Have you noticed that most organisations are designed to thrive on competition? In my experience this can often lead to situations of conflict.
You may be someone who avoids conflict wherever possible – and see conflict as a bad thing. However, this suppresses your self-expression and freedom to operate. As a result, you may stew on the conflict situation in which you did not allow yourself to speak up and perhaps sometimes you then demonstrate a less than useful behaviour – totally out of context and in a very different situation. OR, you may be someone who responds from fear, frustration or anger and you direct approach can often land you in hot water.
So, is there any other way to respond?
What might a positive attitude to conflict look like?
Consider that in any conflict situation, there is a way of driving for the best solution.
What would it look like if you could say what you have to say in a way that the other person can hear you – and then you can move on without holding on to the conflict and letting it fester into resentment? Would your mind then be free to focus on what there is to deal with in the present rather than bottle up emotions that do not support your objectives.
It may be useful for you to look at how you respond in conflict situations. Are you someone who generally avoids, accommodates, compromises, competes or collaborates?
There is no right way to respond, but it is useful for you to develop an ability to respond with each of these different ways at choice rather than be thrown to one of them. For example, when the conflict situation is not that important to you, it would be fine to avoid the conflict. In a promotion situation, it would be useful to compete. In many cases – especially where time is not critical, you might choose to collaborate, whereas when you are time bound with what looks like an impasse, you might compromise. In a situation where you can achieve your outcome whilst providing what the other wants at no cost to you, you might accommodate.

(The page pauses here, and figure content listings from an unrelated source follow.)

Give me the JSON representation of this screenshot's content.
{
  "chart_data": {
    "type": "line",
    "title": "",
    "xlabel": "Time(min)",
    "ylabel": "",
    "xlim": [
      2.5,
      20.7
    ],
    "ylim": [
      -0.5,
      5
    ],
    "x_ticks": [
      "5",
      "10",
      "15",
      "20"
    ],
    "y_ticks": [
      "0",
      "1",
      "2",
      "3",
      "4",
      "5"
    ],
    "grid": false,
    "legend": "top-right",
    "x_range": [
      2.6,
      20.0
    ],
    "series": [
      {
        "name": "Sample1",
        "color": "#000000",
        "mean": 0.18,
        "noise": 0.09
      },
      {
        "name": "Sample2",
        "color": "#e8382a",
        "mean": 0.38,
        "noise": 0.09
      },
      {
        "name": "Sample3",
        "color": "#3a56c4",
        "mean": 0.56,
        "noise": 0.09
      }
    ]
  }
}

Developing the dimensions in which you manage conflict will assist you in showing up as your authentic self and standing for your purpose, promise and proposition in the face of no-agreement.
This will be our Authentic You Community’s learning focus for Q1 2019. In the meantime, I would love to hear your experiences…
- What conflict situations have your found yourself in that worked well – and what did you do that made it successful?
- What were the benefits of the approach you used?
- Is there anything you would do differently?
Managing conflict is a fact of daily work and we all have to find strategies for making sure we can handle these situations in a constructive way. Our community conversation in Q1 2019 will focus on understanding how we approach conflict, the impact it has on us and how we can apply new tools and strategies to ensure our success.